India: Child Marriage is One of The Biggest Injustices – Patil
Terming child marriage as one of the biggest injustices in society, President Pratibha Patil on Saturday asked the state governments to implement welfare schemes which provide incentive to educate girl child.
“Child marriage is one of the biggest injustices committed against a minor and adversely affects a girl child turning her into a baby-producing machine,” Patil said here after launching the ‘Mukhya Mantri Kanya Vivah Yojana’.
Under the scheme, families with an annual income of Rs 60,000 would be given an assistance of Rs 5,000 by the Bihar government for their daughters’ marriage.
Advocating the need for effective steps to check domestic violence and discrimination against women, she said an appropriate social and legal environment should be in place and all sections of society should work in tandem towards that objective.
“Our full potential as a nation will only be realised when women, who constitute about half of our population, fully realise their potential.
“As long as that does not happen, half the talent, half the progress, half the development, would be lost as for a chariot to move forward both its wheels – men and women – would have to be equally strong,” she said.

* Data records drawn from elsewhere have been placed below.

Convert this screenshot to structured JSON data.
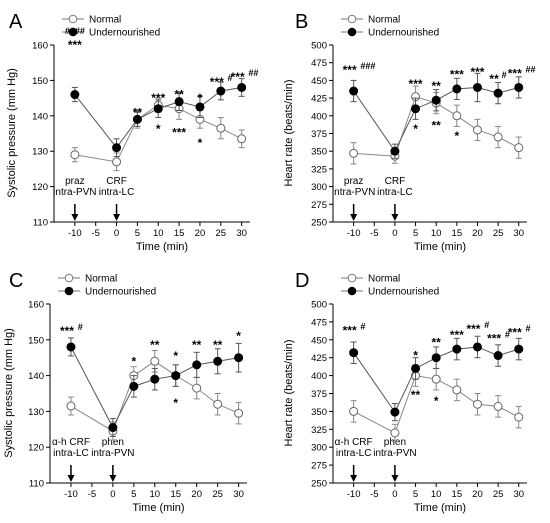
{
  "chart_data": [
    {
      "panel": "A",
      "type": "line",
      "ylabel": "Systolic pressure (mm Hg)",
      "xlabel": "Time (min)",
      "ylim": [
        110,
        160
      ],
      "yticks": [
        110,
        120,
        130,
        140,
        150,
        160
      ],
      "xticks": [
        -10,
        -5,
        0,
        5,
        10,
        15,
        20,
        25,
        30
      ],
      "legend": [
        "Normal",
        "Undernourished"
      ],
      "annotations": [
        {
          "x": -10,
          "lines": [
            "praz",
            "intra-PVN"
          ]
        },
        {
          "x": 0,
          "lines": [
            "CRF",
            "intra-LC"
          ]
        }
      ],
      "series": [
        {
          "name": "Normal",
          "x": [
            -10,
            0,
            5,
            10,
            15,
            20,
            25,
            30
          ],
          "y": [
            129,
            127,
            139,
            143,
            142,
            139,
            136.5,
            133.5
          ],
          "err": [
            2,
            2.5,
            2.5,
            2,
            3,
            2.5,
            3,
            2.5
          ]
        },
        {
          "name": "Undernourished",
          "x": [
            -10,
            0,
            5,
            10,
            15,
            20,
            25,
            30
          ],
          "y": [
            146,
            131,
            139,
            142,
            144,
            142.5,
            147,
            148
          ],
          "err": [
            2,
            2.5,
            2,
            2.5,
            2.5,
            3,
            2.5,
            2.5
          ]
        }
      ],
      "marks": [
        {
          "x": -10,
          "value": 160,
          "stars": "***",
          "hash": "####",
          "hashpos": "above"
        },
        {
          "x": 5,
          "value": 141,
          "stars": "**",
          "hash": ""
        },
        {
          "x": 10,
          "value": 145,
          "stars": "***",
          "hash": ""
        },
        {
          "x": 15,
          "value": 146,
          "stars": "**",
          "hash": ""
        },
        {
          "x": 20,
          "value": 145,
          "stars": "*",
          "hash": ""
        },
        {
          "x": 25,
          "value": 149.5,
          "stars": "***",
          "hash": "#"
        },
        {
          "x": 30,
          "value": 151,
          "stars": "***",
          "hash": "##"
        },
        {
          "x": 10,
          "value": 138,
          "stars": "*",
          "hash": "",
          "below": true
        },
        {
          "x": 15,
          "value": 137,
          "stars": "***",
          "hash": "",
          "below": true
        },
        {
          "x": 20,
          "value": 134,
          "stars": "*",
          "hash": "",
          "below": true
        }
      ]
    },
    {
      "panel": "B",
      "type": "line",
      "ylabel": "Heart rate (beats/min)",
      "xlabel": "Time (min)",
      "ylim": [
        250,
        500
      ],
      "yticks": [
        250,
        275,
        300,
        325,
        350,
        375,
        400,
        425,
        450,
        475,
        500
      ],
      "xticks": [
        -10,
        -5,
        0,
        5,
        10,
        15,
        20,
        25,
        30
      ],
      "legend": [
        "Normal",
        "Undernourished"
      ],
      "annotations": [
        {
          "x": -10,
          "lines": [
            "praz",
            "intra-PVN"
          ]
        },
        {
          "x": 0,
          "lines": [
            "CRF",
            "intra-LC"
          ]
        }
      ],
      "series": [
        {
          "name": "Normal",
          "x": [
            -10,
            0,
            5,
            10,
            15,
            20,
            25,
            30
          ],
          "y": [
            347,
            343,
            427,
            418,
            400,
            380,
            370,
            355
          ],
          "err": [
            15,
            10,
            15,
            15,
            15,
            15,
            15,
            15
          ]
        },
        {
          "name": "Undernourished",
          "x": [
            -10,
            0,
            5,
            10,
            15,
            20,
            25,
            30
          ],
          "y": [
            435,
            350,
            410,
            422,
            438,
            440,
            432,
            440
          ],
          "err": [
            15,
            10,
            15,
            15,
            15,
            20,
            15,
            15
          ]
        }
      ],
      "marks": [
        {
          "x": -10,
          "value": 465,
          "stars": "***",
          "hash": "###",
          "hashpos": "right"
        },
        {
          "x": 5,
          "value": 445,
          "stars": "***",
          "hash": ""
        },
        {
          "x": 10,
          "value": 442,
          "stars": "**",
          "hash": ""
        },
        {
          "x": 15,
          "value": 458,
          "stars": "***",
          "hash": ""
        },
        {
          "x": 20,
          "value": 462,
          "stars": "***",
          "hash": ""
        },
        {
          "x": 25,
          "value": 452,
          "stars": "**",
          "hash": "#"
        },
        {
          "x": 30,
          "value": 460,
          "stars": "***",
          "hash": "##"
        },
        {
          "x": 5,
          "value": 390,
          "stars": "*",
          "hash": "",
          "below": true
        },
        {
          "x": 10,
          "value": 395,
          "stars": "**",
          "hash": "",
          "below": true
        },
        {
          "x": 15,
          "value": 380,
          "stars": "*",
          "hash": "",
          "below": true
        }
      ]
    },
    {
      "panel": "C",
      "type": "line",
      "ylabel": "Systolic pressure (mm Hg)",
      "xlabel": "Time (min)",
      "ylim": [
        110,
        160
      ],
      "yticks": [
        110,
        120,
        130,
        140,
        150,
        160
      ],
      "xticks": [
        -10,
        -5,
        0,
        5,
        10,
        15,
        20,
        25,
        30
      ],
      "legend": [
        "Normal",
        "Undernourished"
      ],
      "annotations": [
        {
          "x": -10,
          "lines": [
            "α-h CRF",
            "intra-LC"
          ]
        },
        {
          "x": 0,
          "lines": [
            "phen",
            "intra-PVN"
          ]
        }
      ],
      "series": [
        {
          "name": "Normal",
          "x": [
            -10,
            0,
            5,
            10,
            15,
            20,
            25,
            30
          ],
          "y": [
            131.5,
            124.5,
            140,
            144,
            140,
            136.5,
            132,
            129.5
          ],
          "err": [
            2.5,
            2.5,
            2.5,
            3,
            3,
            3,
            3,
            3
          ]
        },
        {
          "name": "Undernourished",
          "x": [
            -10,
            0,
            5,
            10,
            15,
            20,
            25,
            30
          ],
          "y": [
            148,
            125.5,
            137,
            139,
            140,
            143,
            144,
            145
          ],
          "err": [
            2.5,
            2.5,
            3,
            3,
            3,
            3.5,
            3.5,
            4
          ]
        }
      ],
      "marks": [
        {
          "x": -10,
          "value": 152.5,
          "stars": "***",
          "hash": "#",
          "hashpos": "right"
        },
        {
          "x": 5,
          "value": 144,
          "stars": "*",
          "hash": ""
        },
        {
          "x": 10,
          "value": 148.5,
          "stars": "**",
          "hash": ""
        },
        {
          "x": 15,
          "value": 145.5,
          "stars": "*",
          "hash": ""
        },
        {
          "x": 20,
          "value": 148.5,
          "stars": "**",
          "hash": ""
        },
        {
          "x": 25,
          "value": 148.5,
          "stars": "**",
          "hash": ""
        },
        {
          "x": 30,
          "value": 151,
          "stars": "*",
          "hash": ""
        },
        {
          "x": 15,
          "value": 134,
          "stars": "*",
          "hash": "",
          "below": true
        }
      ]
    },
    {
      "panel": "D",
      "type": "line",
      "ylabel": "Heart rate (beats/min)",
      "xlabel": "Time (min)",
      "ylim": [
        250,
        500
      ],
      "yticks": [
        250,
        275,
        300,
        325,
        350,
        375,
        400,
        425,
        450,
        475,
        500
      ],
      "xticks": [
        -10,
        -5,
        0,
        5,
        10,
        15,
        20,
        25,
        30
      ],
      "legend": [
        "Normal",
        "Undernourished"
      ],
      "annotations": [
        {
          "x": -10,
          "lines": [
            "α-h CRF",
            "intra-LC"
          ]
        },
        {
          "x": 0,
          "lines": [
            "phen",
            "intra-PVN"
          ]
        }
      ],
      "series": [
        {
          "name": "Normal",
          "x": [
            -10,
            0,
            5,
            10,
            15,
            20,
            25,
            30
          ],
          "y": [
            350,
            320,
            400,
            395,
            380,
            360,
            357,
            342
          ],
          "err": [
            15,
            12,
            15,
            15,
            15,
            15,
            15,
            15
          ]
        },
        {
          "name": "Undernourished",
          "x": [
            -10,
            0,
            5,
            10,
            15,
            20,
            25,
            30
          ],
          "y": [
            432,
            349,
            410,
            425,
            437,
            440,
            428,
            437
          ],
          "err": [
            15,
            12,
            15,
            15,
            15,
            15,
            15,
            15
          ]
        }
      ],
      "marks": [
        {
          "x": -10,
          "value": 463,
          "stars": "***",
          "hash": "#",
          "hashpos": "right"
        },
        {
          "x": 5,
          "value": 428,
          "stars": "*",
          "hash": ""
        },
        {
          "x": 10,
          "value": 446,
          "stars": "**",
          "hash": ""
        },
        {
          "x": 15,
          "value": 457,
          "stars": "***",
          "hash": ""
        },
        {
          "x": 20,
          "value": 465,
          "stars": "***",
          "hash": "#"
        },
        {
          "x": 25,
          "value": 452,
          "stars": "***",
          "hash": "#"
        },
        {
          "x": 30,
          "value": 460,
          "stars": "***",
          "hash": "#"
        },
        {
          "x": 5,
          "value": 381,
          "stars": "**",
          "hash": "",
          "below": true
        },
        {
          "x": 10,
          "value": 373,
          "stars": "*",
          "hash": "",
          "below": true
        }
      ]
    }
  ]
}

“Women should be supported to set up their own business with the backing of self-help groups with easy availability of credit facilities. These steps will help women achieve economic independence and contribute to their empowerment,” she stressed.
Patil said the pillars of women empowerment essentially consisted of literacy, education, better health facilities and nutrition of the mother and child, political representation and financial security.
The financial security included opportunities for self-employment options, to become self-reliant, she said.
“It is often being seen that women are given jobs with lesser wages and that they are not given the same opportunity as men for advancement,” she rued.
The President was all praise for Chief Minister Nitish Kumar for the ‘Mukhya Mantri Kanya Vivah Yojana’ scheme and said this would not only provide economic support for marriages of girls belonging to the poor families, but also act as a catalyst against social evils like child marriage and dowry.
It would, she said, boost the national efforts as financial assistance would be given to the beneficiaries of the scheme only when the marriage was registered.
Patil recounted that in ancient India, women philosophers like Gargi and Maitreyi were given as much respect as men and participated in discourses equally with men.
Referring to freedom movement, she said women not only plunged whole-heartedly into the freedom struggle at the call of Mahatma Gandhi when education among them was not more than 2 percent, they had also played a fruitful role in the constituent assembly and drafting of the constitution. Patil concluded her speech with a stanza from a poem stressing the yearning among women for equal opportunities.
The stanza said ‘remove obstacles from my path, remove all doubts in your mind. Understand our power to change the world, allow me to walk in step with you.”